Be friendly with: horses and dogs but not with monkeys


Years: 1963, 1975, 1987, 1999, 2011

Popularity, good fortune, kindness, and sensitivity

Compatibility: Sheep, pigs, but not roosters


Years: 1964, 1976, 1988, 2000, 2012

Wise, strong, enthusiastic, and charming personality

Get along with: rats and monkeys but not dogs


Years: 1965, 1977, 1989, 2001, 2013

Smart, envious, analytical, and kind personality

Not with pigs, but with roosters and oxen


Years: 1966, 1978, 1990, 2002

Travel-loving, gorgeous, impatient, and popular personality

Befriend lions and dogs, but stay away from rodents.

(Goat) Sheep

Years: 1967, 1979, 1991, 2003

Creative, modest, compassionate, and insecure personality

Get along with: pigs and bunnies but not oxen.


Years: 1968, 1980, 1992, 2004

Innovative, vivacious, successful, and cunning personality

You should get along with rats and dragons but not tigers.


Years: 1969, 1981, 1993, 2005

Honest, orderly, pragmatic, and proud personality

Getting along with: oxen and snakes, but not rabbits


Years: 1958, 1970, 1982, 1994, 2006

Personality: devoted, upstanding, perceptive, and moody

Not with dragons, but with tigers and horses

(A boar) pig

Years: 1959, 1971, 1983, 1995, 2007

Intelligent, truthful, meticulous, and honorable personality

Get along with: sheep and bunnies but not pigs

The Chinese Years’ Legend

A race, according to an old Chinese tale, chose the order of the animals in the calendar. The animals competed in a race across a river, and the outcome of the race defined their place in the cycle. The rat triumphed because it rode on the oxen’s back and leaped off at the finish line to win the race.

Five Elements

Additionally, there is a component for every year. Each year, five elements go through a cycle. They are earth, metal, fire, water, and wood.


The Chinese calendar is still used to determine when the major Chinese festivals are observed. Chinese New Year, the Lantern Festival, the Boat Dragon Festival, the Night of Sevens, the Ghost Festival, the Mid-Autumn Festival, and the Winter Solstice Festival are a few of these celebrations.

Facts about the Chinese Calendar that are Interesting

In the race for the Chinese calendar, the cat was the thirteenth animal. The rat pushed the cat into the water as it attempted to ride on the ox’s back like the rat, thus the cat was denied a spot on the calendar.

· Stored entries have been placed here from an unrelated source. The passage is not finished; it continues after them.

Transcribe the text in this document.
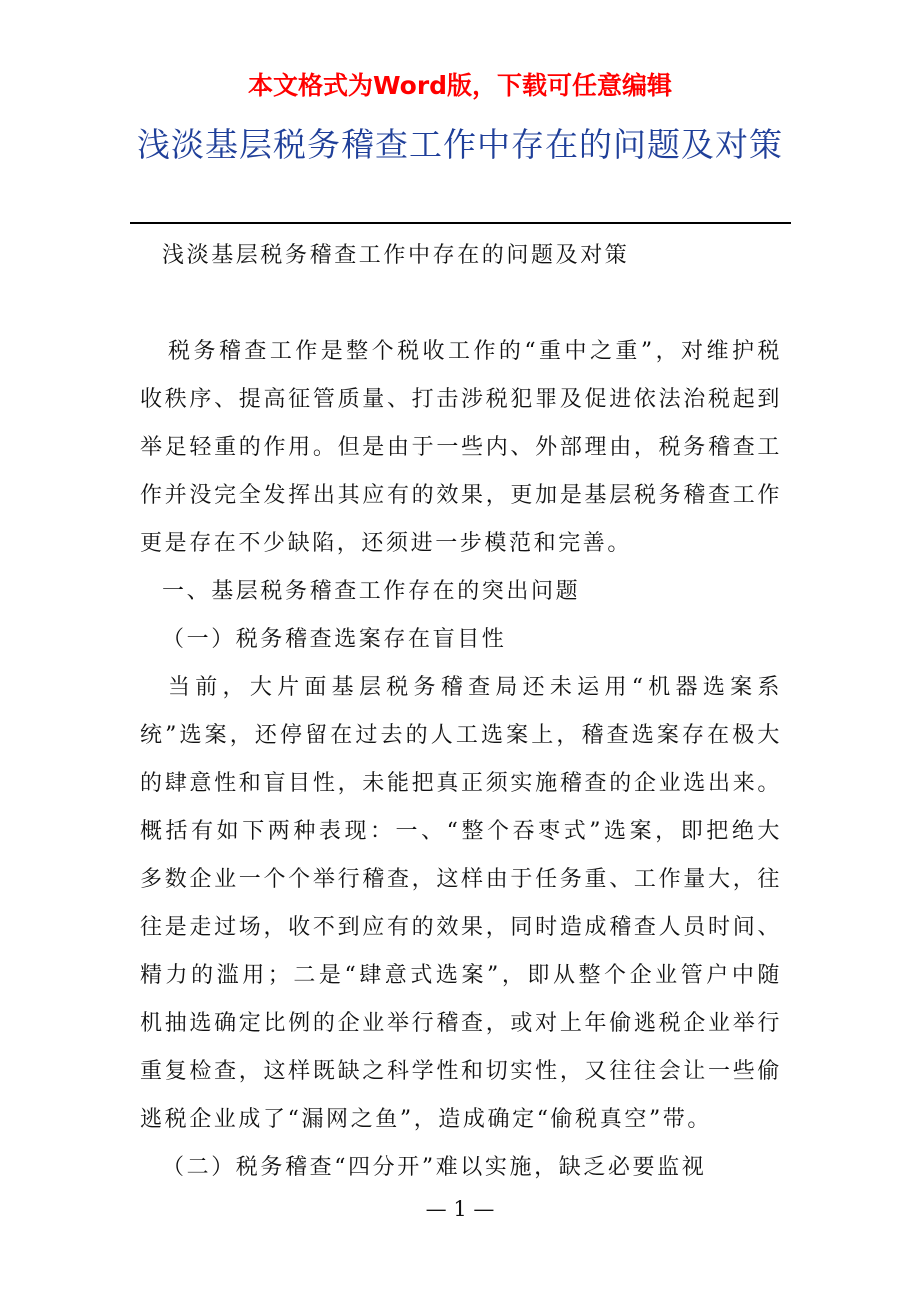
本文格式为Word版，下载可任意编辑
浅淡基层税务稽查工作中存在的问题及对策

浅淡基层税务稽查工作中存在的问题及对策

税务稽查工作是整个税收工作的“重中之重”，对维护税收秩序、提高征管质量、打击涉税犯罪及促进依法治税起到举足轻重的作用。但是由于一些内、外部理由，税务稽查工作并没完全发挥出其应有的效果，更加是基层税务稽查工作更是存在不少缺陷，还须进一步模范和完善。

一、基层税务稽查工作存在的突出问题

（一）税务稽查选案存在盲目性

当前，大片面基层税务稽查局还未运用“机器选案系统”选案，还停留在过去的人工选案上，稽查选案存在极大的肆意性和盲目性，未能把真正须实施稽查的企业选出来。概括有如下两种表现：一、“整个吞枣式”选案，即把绝大多数企业一个个举行稽查，这样由于任务重、工作量大，往往是走过场，收不到应有的效果，同时造成稽查人员时间、精力的滥用；二是“肆意式选案”，即从整个企业管户中随机抽选确定比例的企业举行稽查，或对上年偷逃税企业举行重复检查，这样既缺之科学性和切实性，又往往会让一些偷逃税企业成了“漏网之鱼”，造成确定“偷税真空”带。

（二）税务稽查“四分开”难以实施，缺乏必要监视

— 1 —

Every year, between January 21 and February 21, the Chinese New Year officially begins. The lunar-solar cycle controls it.

The 12 months of the calendar are lunar months, which means that they all start at midnight on the first day of a dark moon.

The calendar has a 60-year cycle when the 12 animals and 5 elements are united.

There are 29 or 30 days in each month. Periodically, a month is added to the year to align the calendar’s length with the solar year.